Demystifying Strategic Planning

On many occasions, when I mention the word “strategy” with business owners, for some reason, it gets brushed aside as something that lives in the corporate world and isn’t really relevant in small business land.

I am always curious to explore this widely held belief and often probe a little further by asking what strategy means to them. The answer is usually some version of an intimidating boardroom filled with seasoned executives, deep in thought and discussion, deliberating how they plan to beat the competition, manage the uncertainties of a rapidly changing environment, and solve the complex needs of all the various stakeholders involved – to ultimately grow the business. Phew…. that was a bit of a mouthful, but you get my point. It is no wonder, I hear many say, “we simply do not have the luxury of spending time on thinking or strategizing our way to success. We actually have to get our hands dirty and do stuff!”

Perhaps there is some truth to this pre-conceived idea or representation and in not all cases do I prescribe working with small business owners on a specific strategic planning framework (at least at first). However, later in my work with clients, they often come to realise that we cover many parts of this process when focusing on specific functional areas and how they relate to each other. I like to describe strategy to clients as the sum of all parts. Frankly, it sets the tone, gives the business its identity and paves the way for making decisions. It would be very short-sighted for any business owner to not set out a plan that focuses on what is important and what it will take to get there.

I’m no strategy professor or strategy consultant, but I have been exposed to many models and theories in my business training over the years and also been involved in various levels of the strategic planning process across my corporate and start-up career. What I do know, is that small businesses are looking for simple and practical tools to help them move forward and achieve their desired goals. To this end, breaking things down for clients to help demystify the process of creating a simple strategic plan, not only galvanises the team, but also activates the required level of focus and determination to stay the course on the roadmap to success.

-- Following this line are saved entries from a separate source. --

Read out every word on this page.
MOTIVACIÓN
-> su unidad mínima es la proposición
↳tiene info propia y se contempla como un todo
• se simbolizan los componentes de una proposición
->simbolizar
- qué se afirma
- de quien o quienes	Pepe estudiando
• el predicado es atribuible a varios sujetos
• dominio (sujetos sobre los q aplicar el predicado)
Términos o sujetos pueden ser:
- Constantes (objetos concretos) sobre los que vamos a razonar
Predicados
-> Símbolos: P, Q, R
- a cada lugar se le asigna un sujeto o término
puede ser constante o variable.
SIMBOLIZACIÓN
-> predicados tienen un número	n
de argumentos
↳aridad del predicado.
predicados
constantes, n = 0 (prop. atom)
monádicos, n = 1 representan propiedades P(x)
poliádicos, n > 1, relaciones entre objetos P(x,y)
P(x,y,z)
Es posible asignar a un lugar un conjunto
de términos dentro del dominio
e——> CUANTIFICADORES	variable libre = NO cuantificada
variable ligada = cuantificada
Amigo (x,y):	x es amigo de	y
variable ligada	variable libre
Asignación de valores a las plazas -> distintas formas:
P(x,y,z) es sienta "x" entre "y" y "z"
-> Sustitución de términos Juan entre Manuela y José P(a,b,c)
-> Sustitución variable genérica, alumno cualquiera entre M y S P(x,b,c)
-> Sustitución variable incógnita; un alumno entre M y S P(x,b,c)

There is no hard and fast rule what a strategic plan needs to look like or even include, however I usually break it up into three main areas:

1. Fundamentals

The foundation of any strategic plan should always start with the big three – mission, vision and core values. And no, not in your head, but well-articulated and documented. Without these, the business has no soul or direction and will simply navigate like a boat without a rudder. This is also not a five-minute exercise and should involve as many people in the organisation as possible (not only decision-makers). I always recommend bringing in an external facilitator to unlock the potential of all participants and bring a sense of structure and accountability to the process. It helps everyone connect to purpose and how their individual contribution fits into the bigger picture. If executed well, this part of the process can often go below the surface and have the potential to closer align personal and organisational values. For solopreneurs, partnering with a coach or advisor can be a wise move in working creatively to unleash these powerful statements.

What many people do not realise is that by going through this exercise, they are developing valuable strategic marketing content. More than that, it serves as the baseline in the creative process for building even further marketing collateral down the track. The only caveat to consider here, is to ensure this process is reviewed at least on an annual basis or revisited and potentially reframed if the business organically or intentionally changes direction or focus.

2. Competitive Advantage

There is so much rich literature out there and countless models to help you identify your competitive edge and how to leverage it to your advantage. However, the perfect place to start can be as simple as drafting your positioning statement that forces you to reflect on and highlight what differentiates you from others and how you compete to win. Then there are a few simple questions I ask clients around capability, which again helps frame where their strengths and opportunities lie. Once documented succinctly in the strategic plan, designing the tactical action plan becomes much easier to execute.

3. Priorities

Once the foundations have been laid down, it is time to identify the key priorities within the major focus areas of the business over a defined period (suggest starting with 12 months for small businesses new to strategic planning). Again, there are different names and variations for all the different functional areas to cover, but in my view, the simplest way is to highlight the four strategic areas that include the customer, finance, people and operations. The process then involves setting clear objectives and key performance indicators to measure performance on a regular basis and making realistic adjustments where necessary.

A note of caution. It is one thing to create the strategic plan in the first place, it is a different story tracking performance against the plan on a regular basis. This is where I fear all the hard work goes to waste and why I shall always advocate the importance of seeking external guidance and support to be held accountable and stay true to the roadmap.